Critical theory seeks to challenge assumptions and constraining ideologies, both in a reflective, self-critical way and a normative way. It seeks to identify areas in need of change, identify who makes the change, and challenge prevailing views. Applying critical theory to bioethics would lead to questioning and changing prevailing assumptions as well as the actions stemming from them.
Beneficence in the doctor-patient relationship is a principle that makes sense only because of an assumption about the moral stake of the doctor, hospital, or state in medical care. When beneficence is used to justify paternalistic action (the doctor or state making a medical decision to achieve a “good” outcome against the will of the person who is seeking or refusing care), there is an underlying assumption that the doctor knows not just what is medically “best” but what is best for society or for the person or family. The doctor not only can be medically wrong, but also can be operating on assumptions when the decision is outside the realm of the doctor’s expertise. The doctor may be on an ethics committee adding to the appearance of moral authority.

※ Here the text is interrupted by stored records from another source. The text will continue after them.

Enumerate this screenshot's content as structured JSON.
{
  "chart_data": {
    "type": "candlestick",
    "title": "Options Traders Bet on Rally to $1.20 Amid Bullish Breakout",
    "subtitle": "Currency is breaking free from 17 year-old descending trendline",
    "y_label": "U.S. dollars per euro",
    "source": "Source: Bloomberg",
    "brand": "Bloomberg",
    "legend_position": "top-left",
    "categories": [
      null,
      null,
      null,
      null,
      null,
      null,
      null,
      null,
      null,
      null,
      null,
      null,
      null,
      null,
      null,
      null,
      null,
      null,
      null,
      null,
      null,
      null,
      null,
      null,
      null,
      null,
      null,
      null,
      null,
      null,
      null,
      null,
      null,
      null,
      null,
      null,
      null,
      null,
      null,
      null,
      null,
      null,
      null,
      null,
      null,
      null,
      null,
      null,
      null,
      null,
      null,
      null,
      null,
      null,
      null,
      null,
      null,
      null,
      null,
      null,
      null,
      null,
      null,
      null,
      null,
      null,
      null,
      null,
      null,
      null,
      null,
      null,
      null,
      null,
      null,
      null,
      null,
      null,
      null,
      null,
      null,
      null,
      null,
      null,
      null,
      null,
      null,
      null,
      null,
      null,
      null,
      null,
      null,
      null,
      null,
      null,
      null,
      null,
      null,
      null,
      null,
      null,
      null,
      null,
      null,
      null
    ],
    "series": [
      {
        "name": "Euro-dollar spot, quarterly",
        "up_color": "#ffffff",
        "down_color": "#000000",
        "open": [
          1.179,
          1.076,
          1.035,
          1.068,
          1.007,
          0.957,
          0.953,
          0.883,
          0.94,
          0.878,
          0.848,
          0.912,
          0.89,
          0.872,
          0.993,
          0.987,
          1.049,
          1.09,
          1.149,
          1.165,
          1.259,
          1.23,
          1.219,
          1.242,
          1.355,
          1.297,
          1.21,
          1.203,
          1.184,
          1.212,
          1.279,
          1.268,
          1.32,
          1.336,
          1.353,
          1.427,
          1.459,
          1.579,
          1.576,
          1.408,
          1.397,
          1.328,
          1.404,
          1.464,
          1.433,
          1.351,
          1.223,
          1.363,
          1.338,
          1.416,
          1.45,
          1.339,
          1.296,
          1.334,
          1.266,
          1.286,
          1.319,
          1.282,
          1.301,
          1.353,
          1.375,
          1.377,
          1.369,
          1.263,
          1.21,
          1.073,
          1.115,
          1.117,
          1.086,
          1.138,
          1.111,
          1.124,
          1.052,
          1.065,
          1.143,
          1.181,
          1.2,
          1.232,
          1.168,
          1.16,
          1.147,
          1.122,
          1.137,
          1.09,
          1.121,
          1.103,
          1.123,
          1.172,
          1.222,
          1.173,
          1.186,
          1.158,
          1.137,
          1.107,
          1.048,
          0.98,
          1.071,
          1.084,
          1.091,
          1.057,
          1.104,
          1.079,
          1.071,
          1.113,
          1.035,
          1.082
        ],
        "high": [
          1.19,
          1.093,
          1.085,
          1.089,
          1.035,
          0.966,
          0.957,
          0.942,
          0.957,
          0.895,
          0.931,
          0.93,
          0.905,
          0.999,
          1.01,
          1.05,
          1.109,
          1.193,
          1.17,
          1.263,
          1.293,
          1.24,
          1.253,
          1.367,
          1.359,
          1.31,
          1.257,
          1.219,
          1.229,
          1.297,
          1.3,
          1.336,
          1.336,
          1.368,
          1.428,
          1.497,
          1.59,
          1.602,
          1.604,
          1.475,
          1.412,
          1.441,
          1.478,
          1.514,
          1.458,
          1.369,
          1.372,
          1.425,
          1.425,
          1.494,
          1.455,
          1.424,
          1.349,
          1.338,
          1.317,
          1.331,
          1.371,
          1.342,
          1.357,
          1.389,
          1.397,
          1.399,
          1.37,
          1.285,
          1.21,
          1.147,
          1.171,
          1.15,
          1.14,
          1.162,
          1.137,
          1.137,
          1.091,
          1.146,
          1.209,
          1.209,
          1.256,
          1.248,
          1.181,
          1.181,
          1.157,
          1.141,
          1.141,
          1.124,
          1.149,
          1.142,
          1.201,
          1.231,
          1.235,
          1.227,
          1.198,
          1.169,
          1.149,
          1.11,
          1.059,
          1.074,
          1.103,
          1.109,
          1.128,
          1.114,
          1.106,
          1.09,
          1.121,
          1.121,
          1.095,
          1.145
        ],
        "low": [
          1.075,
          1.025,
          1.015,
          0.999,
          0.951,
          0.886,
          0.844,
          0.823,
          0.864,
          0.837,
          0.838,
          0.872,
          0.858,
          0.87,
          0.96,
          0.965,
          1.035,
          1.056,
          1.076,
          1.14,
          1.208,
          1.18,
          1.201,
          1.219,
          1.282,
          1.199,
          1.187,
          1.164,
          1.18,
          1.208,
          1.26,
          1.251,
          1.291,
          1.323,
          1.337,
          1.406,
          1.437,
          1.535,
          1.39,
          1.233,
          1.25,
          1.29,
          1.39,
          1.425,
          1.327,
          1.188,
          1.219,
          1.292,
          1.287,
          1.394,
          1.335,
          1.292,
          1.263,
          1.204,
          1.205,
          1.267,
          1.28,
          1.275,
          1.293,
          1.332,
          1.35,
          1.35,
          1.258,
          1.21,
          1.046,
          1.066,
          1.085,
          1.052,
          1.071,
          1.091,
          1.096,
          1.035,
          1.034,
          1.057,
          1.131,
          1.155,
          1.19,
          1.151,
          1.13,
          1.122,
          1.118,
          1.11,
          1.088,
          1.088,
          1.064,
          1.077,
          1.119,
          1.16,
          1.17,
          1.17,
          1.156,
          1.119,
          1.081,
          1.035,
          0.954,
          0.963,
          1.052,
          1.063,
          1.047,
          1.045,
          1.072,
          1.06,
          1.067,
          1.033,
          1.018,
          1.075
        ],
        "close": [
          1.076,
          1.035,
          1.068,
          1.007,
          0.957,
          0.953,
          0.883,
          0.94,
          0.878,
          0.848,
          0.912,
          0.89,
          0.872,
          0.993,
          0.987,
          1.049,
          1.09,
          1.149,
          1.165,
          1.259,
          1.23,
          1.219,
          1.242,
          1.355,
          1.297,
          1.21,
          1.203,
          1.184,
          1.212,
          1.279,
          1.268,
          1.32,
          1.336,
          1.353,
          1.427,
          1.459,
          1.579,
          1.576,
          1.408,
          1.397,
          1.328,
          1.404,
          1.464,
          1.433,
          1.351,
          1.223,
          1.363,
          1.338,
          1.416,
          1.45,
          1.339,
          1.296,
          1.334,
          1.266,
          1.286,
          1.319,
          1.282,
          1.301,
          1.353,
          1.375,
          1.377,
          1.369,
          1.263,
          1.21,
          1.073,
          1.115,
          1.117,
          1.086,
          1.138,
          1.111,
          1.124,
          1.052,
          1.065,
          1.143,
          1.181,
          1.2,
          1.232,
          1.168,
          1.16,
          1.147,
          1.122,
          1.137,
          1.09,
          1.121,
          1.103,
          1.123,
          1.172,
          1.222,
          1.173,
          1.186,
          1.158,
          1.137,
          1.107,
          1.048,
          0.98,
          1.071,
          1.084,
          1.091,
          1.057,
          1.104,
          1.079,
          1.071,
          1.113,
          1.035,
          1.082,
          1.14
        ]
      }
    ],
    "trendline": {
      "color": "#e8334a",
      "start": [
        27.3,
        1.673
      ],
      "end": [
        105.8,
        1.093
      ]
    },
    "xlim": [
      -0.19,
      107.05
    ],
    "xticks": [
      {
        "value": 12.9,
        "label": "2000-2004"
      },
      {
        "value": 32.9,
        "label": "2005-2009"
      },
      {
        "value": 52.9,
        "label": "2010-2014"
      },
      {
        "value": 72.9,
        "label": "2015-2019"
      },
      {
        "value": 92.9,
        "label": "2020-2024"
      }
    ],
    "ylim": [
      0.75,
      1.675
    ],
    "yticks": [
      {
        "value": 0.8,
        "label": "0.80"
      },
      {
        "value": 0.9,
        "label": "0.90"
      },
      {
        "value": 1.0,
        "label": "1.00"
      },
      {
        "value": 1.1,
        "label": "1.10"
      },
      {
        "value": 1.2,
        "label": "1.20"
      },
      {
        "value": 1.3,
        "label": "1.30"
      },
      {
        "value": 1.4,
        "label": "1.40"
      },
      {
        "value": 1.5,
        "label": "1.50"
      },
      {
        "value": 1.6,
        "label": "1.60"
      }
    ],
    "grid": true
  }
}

Critical theory helps enlighten bioethicists about what assumptions and norms are at the root of beneficence and promote analysis of those assumptions. While, to me, beneficence should be eliminated from the bioethics vernacular, the concept of doing “good” is worthy of analysis. Conceptually, good is subjective, debatable, and not conducive to choosing one action and applying it to all people experiencing a certain medical condition. (For example, if the epilepsy patient wanting the keto diet chooses that and has success, a good is achieved. Some doctors seem to feel that the only good or the preferred good is a pharmaceutical option, even when the outcome turns out to be the same. This disconnect is at the heart of the beneficence-autonomy stalemate. The norm that is medicalized, the failure to define and limit the weight of the doctor’s stake, the undervaluing of the stake of the patient who lives with the day-to-day side effects, and the inability to value autonomy as a good in itself constrain bioethics. Critical theory may offer an approach that unleashes competing assumptions and helps ethics committees and doctors avoid both a medicalized norm and the assumption that their priorities should govern when there are other paths to the desired outcome.
Another bioethical theoretical assumption is that justice in the form of making certain things available, free, or accessible acts as a goal, is always a good, and once achieved, would indicate a problem is solved. I see justice as one factor of many affecting a bioethical dilemma. Justice is stretched in bioethics to cover vast subject matter. Justice is often presented as the worthy endgame, an assumption that I challenge. An inability to achieve justice often ends the dilemma prematurely. (Many bioethicists say if X cannot be offered fairly, it should not be offered.) Justice can crowd out other goals. Muddled language like access and divvying up scarce resources successfully can mask the bigger issues of whether the resource in question is the best solution, whether it makes sense to govern its allocation or allow market forces to do so, whether is should be scarce and is not really a “good”. (E.g., justice arguments about access to common antibiotics vary from justice arguments about cloning.) Most importantly when bioethics depends solely on justice to prohibit something that is potentially bad, then when that “bad” is available to all, it would be ethically valid, or an ethically or morally neutral option. Justice arguments can be similar to safety arguments in the implication that once the justice issue is solved, autonomy would justify availability.
When the power is off kilter, as in pharmaceutical advertising, justice fails to protect consumers despite the existence of fairness in the exposure to ads or even in the ability to access a doctor to ask for the pharmaceuticals seen advertised. Pharmaceutical advertising may tempt people into thinking a drug is a cure and contradicts calls for prevention. Organizational ethics tend to govern sales and marketing but justice is a prevailing theme. Rather than challenging the role a drug may play in a crisis of overmedication or in curing a person’s debilitating condition, truth-telling and reading the risks suffice as a way of making the advertising fair. The underlying assumptions in bioethical justice need challenge to highlight circumstances where fairness itself becomes unfair.